If I have heard it once, I have heard it a thousand times: “60 years ago when I started out, you could count on one hand how many 5 furlong races were run on the Eastern Seaboard.” That provocative statement comes straight from my Grandfather JB Cummings, who suggested I help him in one of his last efforts to instigate change in our local industry.
After finishing our satisfying purchases of 8 unbeaten yearlings from New Zealand Bloodstock’s 2014 Karaka sales, I agree that it is time the quality controllers of Australian horse racing take a more active role in developing, promoting and nurturing staying potential amongst our most valuable industry assets: the horses themselves.
Trainers in New South Wales would agree that there is no better place to develop and educate precocious and fast young horses than Sydney. Our training tracks, and, more importantly, our barrier trial systems are second to none in the world. Every fortnight at all the major tracks our young 2 and 3 year olds trial, under strict raceday conditions, over distances ranging from 740m through to, occasionally, 1200m. Our un-raced horses are getting smarter every year as trainers have identified the value of this system, and, from a personal viewpoint, horses like Eurozone and Shamalia are beginning to dispel the myth that ‘raced’ horses have such a quantum advantage in maidens against their ‘debutant’ opposition. Indeed, the best trainers Sydney has been blessed with over the past decade have been significant exponents of frequently trialling their horses a number of times: Size, Waterhouse, Hawkes, Snowden and Waller.
However, concerning the particular thoroughbreds in question, there is a distinct lack of equal service.
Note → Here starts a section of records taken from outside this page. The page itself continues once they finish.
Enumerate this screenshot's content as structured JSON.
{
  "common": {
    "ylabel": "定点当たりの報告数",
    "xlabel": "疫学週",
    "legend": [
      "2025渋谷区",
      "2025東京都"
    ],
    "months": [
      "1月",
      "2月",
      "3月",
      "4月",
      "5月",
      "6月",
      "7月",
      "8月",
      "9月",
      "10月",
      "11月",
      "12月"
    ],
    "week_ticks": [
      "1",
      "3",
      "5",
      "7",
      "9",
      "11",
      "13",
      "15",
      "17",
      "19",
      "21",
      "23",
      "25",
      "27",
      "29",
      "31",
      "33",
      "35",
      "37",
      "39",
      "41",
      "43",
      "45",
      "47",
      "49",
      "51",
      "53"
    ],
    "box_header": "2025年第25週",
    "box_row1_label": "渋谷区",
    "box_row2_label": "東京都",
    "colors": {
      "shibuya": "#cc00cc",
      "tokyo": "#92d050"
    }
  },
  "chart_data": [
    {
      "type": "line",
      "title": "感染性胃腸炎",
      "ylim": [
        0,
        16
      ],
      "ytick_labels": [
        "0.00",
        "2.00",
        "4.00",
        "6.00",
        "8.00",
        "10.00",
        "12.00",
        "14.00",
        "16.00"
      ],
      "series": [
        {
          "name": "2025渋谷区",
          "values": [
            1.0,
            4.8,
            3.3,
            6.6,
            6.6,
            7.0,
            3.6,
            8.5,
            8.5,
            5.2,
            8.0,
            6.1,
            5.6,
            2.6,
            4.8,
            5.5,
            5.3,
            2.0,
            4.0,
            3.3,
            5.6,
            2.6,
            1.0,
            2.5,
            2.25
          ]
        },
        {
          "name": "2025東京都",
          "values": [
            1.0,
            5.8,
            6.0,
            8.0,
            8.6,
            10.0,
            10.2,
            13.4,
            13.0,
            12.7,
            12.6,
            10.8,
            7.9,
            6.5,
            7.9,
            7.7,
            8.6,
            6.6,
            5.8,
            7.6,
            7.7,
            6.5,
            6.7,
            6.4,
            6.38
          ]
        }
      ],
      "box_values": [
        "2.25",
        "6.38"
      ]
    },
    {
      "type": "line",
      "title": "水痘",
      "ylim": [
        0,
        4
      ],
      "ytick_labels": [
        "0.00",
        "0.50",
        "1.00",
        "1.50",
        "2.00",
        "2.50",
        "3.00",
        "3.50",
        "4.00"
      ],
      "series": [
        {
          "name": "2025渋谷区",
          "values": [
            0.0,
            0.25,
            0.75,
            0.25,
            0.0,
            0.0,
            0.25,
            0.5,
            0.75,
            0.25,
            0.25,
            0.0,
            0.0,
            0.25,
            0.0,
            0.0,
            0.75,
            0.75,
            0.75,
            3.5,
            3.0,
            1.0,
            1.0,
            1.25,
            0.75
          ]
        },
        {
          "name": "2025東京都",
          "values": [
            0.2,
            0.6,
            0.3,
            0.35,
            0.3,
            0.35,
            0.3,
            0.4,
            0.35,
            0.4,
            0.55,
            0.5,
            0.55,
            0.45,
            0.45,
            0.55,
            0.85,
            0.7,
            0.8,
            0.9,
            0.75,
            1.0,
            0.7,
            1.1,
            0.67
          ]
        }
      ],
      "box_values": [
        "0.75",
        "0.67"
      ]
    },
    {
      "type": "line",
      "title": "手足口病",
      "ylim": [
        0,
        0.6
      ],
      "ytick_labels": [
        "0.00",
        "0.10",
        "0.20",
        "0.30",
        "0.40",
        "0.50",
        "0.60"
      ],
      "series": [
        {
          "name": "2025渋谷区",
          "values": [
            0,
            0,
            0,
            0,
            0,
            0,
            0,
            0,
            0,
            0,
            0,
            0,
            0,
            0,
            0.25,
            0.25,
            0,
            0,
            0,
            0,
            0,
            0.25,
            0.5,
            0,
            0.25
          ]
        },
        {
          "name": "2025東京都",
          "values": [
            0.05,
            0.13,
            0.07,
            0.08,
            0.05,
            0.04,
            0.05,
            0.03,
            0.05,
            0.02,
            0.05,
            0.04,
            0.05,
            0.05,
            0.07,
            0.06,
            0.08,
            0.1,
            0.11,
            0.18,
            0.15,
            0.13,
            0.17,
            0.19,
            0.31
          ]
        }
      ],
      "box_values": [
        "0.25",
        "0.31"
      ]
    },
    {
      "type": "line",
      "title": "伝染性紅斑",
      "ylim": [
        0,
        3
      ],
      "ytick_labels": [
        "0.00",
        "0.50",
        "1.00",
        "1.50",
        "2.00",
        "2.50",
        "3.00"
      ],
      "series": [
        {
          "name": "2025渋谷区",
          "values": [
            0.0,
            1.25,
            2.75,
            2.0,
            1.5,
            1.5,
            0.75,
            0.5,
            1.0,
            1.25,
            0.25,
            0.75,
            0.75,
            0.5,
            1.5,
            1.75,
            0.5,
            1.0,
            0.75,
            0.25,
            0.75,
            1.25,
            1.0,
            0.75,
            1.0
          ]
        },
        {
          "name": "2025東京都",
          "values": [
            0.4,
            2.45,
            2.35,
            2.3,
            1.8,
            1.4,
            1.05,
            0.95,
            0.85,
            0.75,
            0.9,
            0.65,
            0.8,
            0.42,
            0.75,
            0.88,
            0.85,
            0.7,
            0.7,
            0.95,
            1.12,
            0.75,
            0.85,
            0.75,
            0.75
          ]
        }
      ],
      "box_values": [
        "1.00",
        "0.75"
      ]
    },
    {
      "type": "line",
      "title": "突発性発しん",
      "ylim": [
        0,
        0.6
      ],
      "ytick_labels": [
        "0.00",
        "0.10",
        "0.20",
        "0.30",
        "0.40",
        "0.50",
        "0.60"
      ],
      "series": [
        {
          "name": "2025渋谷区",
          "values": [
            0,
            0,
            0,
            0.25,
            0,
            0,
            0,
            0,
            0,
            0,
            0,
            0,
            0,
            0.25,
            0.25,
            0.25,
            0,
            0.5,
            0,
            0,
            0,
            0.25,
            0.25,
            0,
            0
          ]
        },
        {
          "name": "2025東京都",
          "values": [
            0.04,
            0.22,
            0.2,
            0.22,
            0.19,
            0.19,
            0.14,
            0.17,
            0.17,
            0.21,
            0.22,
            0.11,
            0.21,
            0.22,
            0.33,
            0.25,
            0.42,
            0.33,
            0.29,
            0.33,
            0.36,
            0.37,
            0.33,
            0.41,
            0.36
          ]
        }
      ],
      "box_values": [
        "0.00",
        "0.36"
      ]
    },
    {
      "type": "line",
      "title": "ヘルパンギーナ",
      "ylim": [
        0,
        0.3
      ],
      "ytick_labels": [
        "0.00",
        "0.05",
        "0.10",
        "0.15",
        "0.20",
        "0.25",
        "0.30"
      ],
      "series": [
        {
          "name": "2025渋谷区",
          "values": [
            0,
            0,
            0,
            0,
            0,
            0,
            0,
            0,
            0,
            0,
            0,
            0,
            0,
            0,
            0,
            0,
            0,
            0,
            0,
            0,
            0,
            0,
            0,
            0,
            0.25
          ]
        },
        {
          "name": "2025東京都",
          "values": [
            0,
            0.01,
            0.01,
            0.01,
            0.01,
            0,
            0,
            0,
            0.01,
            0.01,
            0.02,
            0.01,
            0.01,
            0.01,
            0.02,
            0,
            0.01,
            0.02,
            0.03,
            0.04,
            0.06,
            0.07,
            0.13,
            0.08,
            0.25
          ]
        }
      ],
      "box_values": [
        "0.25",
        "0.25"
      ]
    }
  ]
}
Young, developing staying horses should get the opportunity to barrier trial over at least 1600m.The average sprinter can win or place in a barrier trial and provide hope to the horse’s owner, or even advertise himself to a potential new buyer. Conversely, the average stayer, which Bart and I know through 10 years of experience with these trials, cannot get within 10 lengths of the field.
The fall-out here is 3-fold:
1) Your owner becomes disparaged. Trials are a great social experience, measuring the potential of your horse against your friends and competitors. Such a beaten margin is impossible to deny through bad luck. It embarrasses the owner to the point where, at the next sale, he either refrains from buying another staying-bred horse, or he refuses to buy altogether. Consequently, the sale price of such horses continue to diminish or, at least, remain capped at the low end.
2) The trainer is under pressure to assure that such a horse can still make an impression on the highly competitive Sydney racing scene. He must argue the trial is inconclusive. Friends and family of the owner will question the trainer’s incentives, and a relationship strain as a result is not uncommon from our observations.
3) In many stables, the horse then drops into the ‘bin’ in the eyes of a fraction of the staff and in the eyes of some trainers. Our stable promotes excellence for every horse, but you cannot deny the psychological relevance of brushing Grand Prince instead of Faint Perfume. Unfairly, those horses are thought, for the period in their lives involving rapid development, that they are ‘inferior’ to their peers, despite the fact that they have not been measure against their ‘true opposition’ (ie. Other staying horses). Furthermore, I interact with form experts and punters who advise me my horse is ‘no good’. My response is ‘wait and see’, but they dismiss it and refuse to admit they would ever put any money on such a slow animal.
Now race clubs have argued with us that “when 1200m trials are put on, we cannot fill them so we stopped doing it all the time”. This is true. But sprinters still trial over such distances, which undermines the relevance of the competition. Trainers will not put sprinters in mile trials, as it would be counter-intuitive to their horse’s ‘freshness’ and ‘natural speed’ before a first-up run. Consequently, those trials are filled with Group horses which great trainers such as Waterhouse and Waller fill with accomplished horses like Sookie and Red Tracer. Why would I butcher my young stayer against such class?
It pains us sometimes to risk buying an immature yearling by High Chaparral, Montjeu or Zabeel. We know that the ‘average’ one is going to take a long time before it begins to make an impression, and it will be in the ‘bin’ for its formative years in the minds of the people asscociated with it. My horse, Diamond Hunter, had to get well beaten in two 1050m trials before it produced a free-flowing 3rd 1st up at the provincials for my Apprentice Hannah Martin on Saturday at Newcastle. The horse’s SP was $20. That is not conducive to higher wagering turnover, which we know is vital to the economic health of our clubs and our whole administration. Had he won a 1600m barrier trial whilst under the tutelage of Bart Cummings, could anyone argue that he would not have promoted more interest in himself as a betting proposition, regardless of the result?
This concept may not be readily or immediately adopted by most trainers. But certainly, medium-range staying races in New South Wales could not be in a more unhealthy state right now. Perhaps it is time to refrain from lamenting that we cannot produce stayers, and act positively and authoritatively in order to develop and nurture these horses. Bart’s concept is only an idea for a new way of doing things. The philosophy, however, revolves around ensuring stayers born and bred in Australasia are saved from becoming irrelevant and ultimately obsolete. Hopefully you all believe it is a philosophy worth following.